New Delhi: The Supreme Court today asked the Centre to take a decision within three months on a 2016 letter by Tamil Nadu government seeking its concurrence on releasing seven convicts in the Rajiv Gandhi assassination case.
The letter written on 2 March 2016, had said that while the state government has already decided to release the seven convicts, it is necessary to seek the Centre’s concurrence as per an apex court order of 2015.
A bench of Justices Ranjan Gogoi, AM Sapre, and Navin Sinha allowed the application moved by the seven convicts and asked Additional Solicitor General Pinky Anand to take a call on the letter of the state government within three months.
Senior advocate Rakesh Dwivedi, appearing for Tamil Nadu government, also supported the demands of the convicts and said the Centre should respond to the letter.
Rajiv Gandhi was assassinated on the night of 21 May 1991 at Sriperumbudur in Tamil Nadu by a woman suicide bomber, identified as Dhanu, at an election rally. Fourteen others, including Dhanu herself, were also killed.
This was perhaps the first case of suicide bombing which had claimed the life of a high-profile global leader.
Advocate Prabhu, who appeared for the seven convicts V Sriharan alias Murugan, T Suthendraraja alias Santham, AG Perarivalan alias Arivu, Jayakumar, Robert Payas, P Ravichandaran, and Nalini, said they have been in jail for 25 years now and have remained stuck between two governments.
He said the convicts in their application were seeking a direction from the court to Centre to take a call on the letter written by state government either way.
Prabhu argued that the first letter written by the state government on 19 February 2014, seeking to remit the life sentence of seven prisoners after 23 years of their custody has now become infructuous as it had only sought an opinion.
After the constitution bench verdict in 2015, the “concurrence” of Union of India was necessary, he said.
Prabhu contended that in March 2016, the state government’s letter sought the Centre’s concurrence for the remission of the sentence of the convicts, but the Union of India has not taken a decision over it till now.
He said even the review petition filed by the state government against the constitution bench verdict of 2015, has been dismissed last year.
The Supreme Court had on 18 February 2014, commuted the death sentence of three convicts Murugan, Santhan and Perarivalan citing inordinate delay by the executive in deciding their mercy plea.

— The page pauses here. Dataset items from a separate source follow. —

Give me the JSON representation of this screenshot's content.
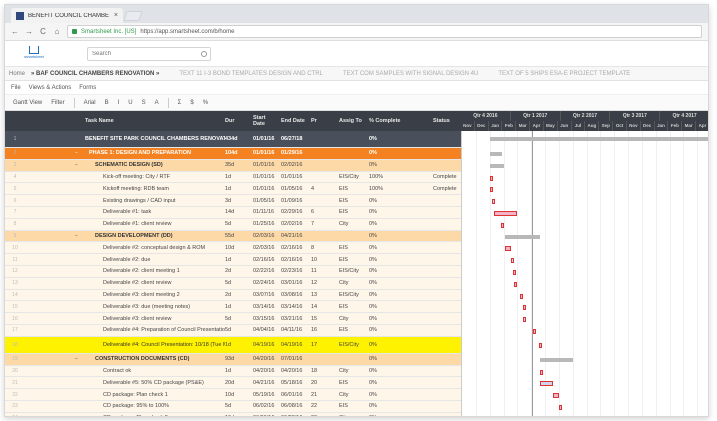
{
  "browser": {
    "tab_title": "BENEFIT COUNCIL CHAMBE",
    "tab_close": "×",
    "back": "←",
    "forward": "→",
    "reload": "C",
    "home": "⌂",
    "secure_label": "Smartsheet Inc. [US]",
    "url": "https://app.smartsheet.com/b/home"
  },
  "app": {
    "logo_text": "smartsheet",
    "search_placeholder": "Search"
  },
  "sheet_tabs": {
    "home": "Home",
    "active": "» BAF COUNCIL CHAMBERS RENOVATION »",
    "others": [
      "TEXT 11 I-3 BOND TEMPLATES DESIGN AND CTRL",
      "TEXT COM SAMPLES WITH SIGNAL DESIGN 4U",
      "TEXT OF 5 SHIPS ESA-E PROJECT TEMPLATE"
    ]
  },
  "menus": [
    "File",
    "Views & Actions",
    "Forms"
  ],
  "toolbar": {
    "items": [
      "Gantt View",
      "Filter",
      "Arial",
      "B",
      "I",
      "U",
      "S",
      "A",
      "Σ",
      "$",
      "%"
    ]
  },
  "columns": {
    "task_name": "Task Name",
    "duration": "Dur",
    "start": "Start Date",
    "end": "End Date",
    "predecessors": "Pr",
    "assigned": "Assig To",
    "complete": "% Complete",
    "status": "Status"
  },
  "gantt": {
    "quarters": [
      "Qtr 4 2016",
      "Qtr 1 2017",
      "Qtr 2 2017",
      "Qtr 3 2017",
      "Qtr 4 2017"
    ],
    "months": [
      "Nov",
      "Dec",
      "Jan",
      "Feb",
      "Mar",
      "Apr",
      "May",
      "Jun",
      "Jul",
      "Aug",
      "Sep",
      "Oct",
      "Nov",
      "Dec",
      "Jan",
      "Feb",
      "Mar",
      "Apr"
    ]
  },
  "rows": [
    {
      "num": "1",
      "level": 0,
      "name": "BENEFIT SITE PARK COUNCIL CHAMBERS RENOVATION",
      "duration": "434d",
      "start": "01/01/16",
      "end": "06/27/18",
      "pred": "",
      "assigned": "",
      "pct": "0%",
      "status": ""
    },
    {
      "num": "2",
      "level": 1,
      "name": "PHASE 1: DESIGN AND PREPARATION",
      "duration": "104d",
      "start": "01/01/16",
      "end": "01/29/16",
      "pred": "",
      "assigned": "",
      "pct": "0%",
      "status": ""
    },
    {
      "num": "3",
      "level": 2,
      "name": "SCHEMATIC DESIGN (SD)",
      "duration": "35d",
      "start": "01/01/16",
      "end": "02/02/16",
      "pred": "",
      "assigned": "",
      "pct": "0%",
      "status": ""
    },
    {
      "num": "4",
      "level": 3,
      "name": "Kick-off meeting: City / RTF",
      "duration": "1d",
      "start": "01/01/16",
      "end": "01/01/16",
      "pred": "",
      "assigned": "EIS/City",
      "pct": "100%",
      "status": "Complete"
    },
    {
      "num": "5",
      "level": 3,
      "name": "Kickoff meeting: RDB team",
      "duration": "1d",
      "start": "01/01/16",
      "end": "01/05/16",
      "pred": "4",
      "assigned": "EIS",
      "pct": "100%",
      "status": "Complete"
    },
    {
      "num": "6",
      "level": 3,
      "name": "Existing drawings / CAD input",
      "duration": "3d",
      "start": "01/05/16",
      "end": "01/09/16",
      "pred": "",
      "assigned": "EIS",
      "pct": "0%",
      "status": ""
    },
    {
      "num": "7",
      "level": 3,
      "name": "Deliverable #1: task",
      "duration": "14d",
      "start": "01/11/16",
      "end": "02/29/16",
      "pred": "6",
      "assigned": "EIS",
      "pct": "0%",
      "status": ""
    },
    {
      "num": "8",
      "level": 3,
      "name": "Deliverable #1: client review",
      "duration": "5d",
      "start": "01/25/16",
      "end": "02/02/16",
      "pred": "7",
      "assigned": "City",
      "pct": "0%",
      "status": ""
    },
    {
      "num": "9",
      "level": 2,
      "name": "DESIGN DEVELOPMENT (DD)",
      "duration": "55d",
      "start": "02/03/16",
      "end": "04/21/16",
      "pred": "",
      "assigned": "",
      "pct": "0%",
      "status": ""
    },
    {
      "num": "10",
      "level": 3,
      "name": "Deliverable #2: conceptual design & ROM",
      "duration": "10d",
      "start": "02/03/16",
      "end": "02/16/16",
      "pred": "8",
      "assigned": "EIS",
      "pct": "0%",
      "status": ""
    },
    {
      "num": "11",
      "level": 3,
      "name": "Deliverable #2: due",
      "duration": "1d",
      "start": "02/16/16",
      "end": "02/16/16",
      "pred": "10",
      "assigned": "EIS",
      "pct": "0%",
      "status": ""
    },
    {
      "num": "12",
      "level": 3,
      "name": "Deliverable #2: client meeting 1",
      "duration": "2d",
      "start": "02/22/16",
      "end": "02/23/16",
      "pred": "11",
      "assigned": "EIS/City",
      "pct": "0%",
      "status": ""
    },
    {
      "num": "13",
      "level": 3,
      "name": "Deliverable #2: client review",
      "duration": "5d",
      "start": "02/24/16",
      "end": "03/01/16",
      "pred": "12",
      "assigned": "City",
      "pct": "0%",
      "status": ""
    },
    {
      "num": "14",
      "level": 3,
      "name": "Deliverable #3: client meeting 2",
      "duration": "2d",
      "start": "03/07/16",
      "end": "03/08/16",
      "pred": "13",
      "assigned": "EIS/City",
      "pct": "0%",
      "status": ""
    },
    {
      "num": "15",
      "level": 3,
      "name": "Deliverable #3: due (meeting notes)",
      "duration": "1d",
      "start": "03/14/16",
      "end": "03/14/16",
      "pred": "14",
      "assigned": "EIS",
      "pct": "0%",
      "status": ""
    },
    {
      "num": "16",
      "level": 3,
      "name": "Deliverable #3: client review",
      "duration": "5d",
      "start": "03/15/16",
      "end": "03/21/16",
      "pred": "15",
      "assigned": "City",
      "pct": "0%",
      "status": ""
    },
    {
      "num": "17",
      "level": 3,
      "name": "Deliverable #4: Preparation of Council Presentation",
      "duration": "5d",
      "start": "04/04/16",
      "end": "04/11/16",
      "pred": "16",
      "assigned": "EIS",
      "pct": "0%",
      "status": ""
    },
    {
      "num": "18",
      "level": 4,
      "name": "Deliverable #4: Council Presentation: 10/18 (Tue Mtg - Renewed)",
      "duration": "1d",
      "start": "04/19/16",
      "end": "04/19/16",
      "pred": "17",
      "assigned": "EIS/City",
      "pct": "0%",
      "status": ""
    },
    {
      "num": "19",
      "level": 2,
      "name": "CONSTRUCTION DOCUMENTS (CD)",
      "duration": "93d",
      "start": "04/20/16",
      "end": "07/01/16",
      "pred": "",
      "assigned": "",
      "pct": "0%",
      "status": ""
    },
    {
      "num": "20",
      "level": 3,
      "name": "Contract ok",
      "duration": "1d",
      "start": "04/20/16",
      "end": "04/20/16",
      "pred": "18",
      "assigned": "City",
      "pct": "0%",
      "status": ""
    },
    {
      "num": "21",
      "level": 3,
      "name": "Deliverable #5: 50% CD package (PS&E)",
      "duration": "20d",
      "start": "04/21/16",
      "end": "05/18/16",
      "pred": "20",
      "assigned": "EIS",
      "pct": "0%",
      "status": ""
    },
    {
      "num": "22",
      "level": 3,
      "name": "CD package: Plan check 1",
      "duration": "10d",
      "start": "05/19/16",
      "end": "06/01/16",
      "pred": "21",
      "assigned": "City",
      "pct": "0%",
      "status": ""
    },
    {
      "num": "23",
      "level": 3,
      "name": "CD package: 95% to 100%",
      "duration": "5d",
      "start": "06/02/16",
      "end": "06/08/16",
      "pred": "22",
      "assigned": "EIS",
      "pct": "0%",
      "status": ""
    },
    {
      "num": "24",
      "level": 3,
      "name": "CD package: Plan check 2",
      "duration": "10d",
      "start": "06/09/16",
      "end": "06/22/16",
      "pred": "23",
      "assigned": "City",
      "pct": "0%",
      "status": ""
    }
  ]
}
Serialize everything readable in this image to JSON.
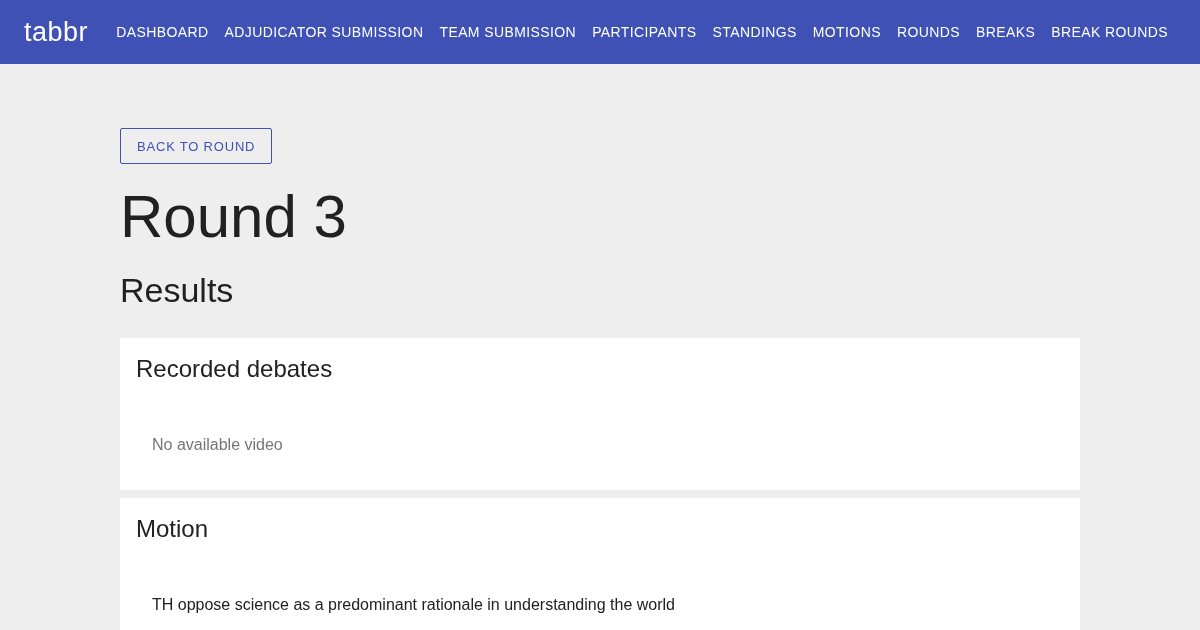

A day after on 19 February 2014, the then J Jayalalitha government in Tamil Nadu wrote a letter to the UPA government at the Centre seeking its opinion on the remission of the sentences awarded to all the seven convicts.
Instead of giving its opinion, the Centre had rushed to the Supreme Court claiming itself as the competent authority to decide on remission and not the state government, under the provisions of the Code of Criminal Procedure.
The apex court on 21 February 2014, passed an interim order and stayed the release of all seven convicts in the case and referred the matter to a five-judge constitution bench.
The Centre had asserted that the killers of former Prime Minister did not deserve any mercy as the assassination was the result of a conspiracy involving foreign nationals.
The Tamil Nadu government, on the other hand, had said that the states have the power to grant remission under the law and trashed the accusations that its decision to release the seven convicts was “political and arbitrary”.
On 2 December 2015, the constitution bench held that the Centre has “primacy” over state’s right to grant remission and its “concurrence” is necessary before freeing the convicts in certain cases.
On 8 February 2017, the top court dismissed the pleas of the Tamil Nadu government and one convict AG Perarivalan alias Arivu seeking review of its judgment.
After Gandhi’s assassination on 21 May 1991, the probe was transferred to a Special Investigation Team of the CBI on the request of the Tamil Nadu government.
The SIT had chargesheeted 41 accused including 12, who died in the blast and three who were absconding before a TADA court in Chennai. The prolonged trial culminated in 1998 when the TADA court sentenced 26 of the accused to death.
In May 1999, the apex court upheld the death sentence of four, including Murugan, Santham, Perarivalan, and Nalini, commuted the death sentence of three to life, and freed the remaining 19.
In April 2000, the Tamil Nadu governor commuted the death sentence of Nalini on the basis of state government’s recommendation and an appeal by former Congress president Sonia Gandhi.
The death sentence of remaining three convicts was commuted in February 2014, by the apex court on the ground of inordinate delay of eleven years in deciding the mercy petitions.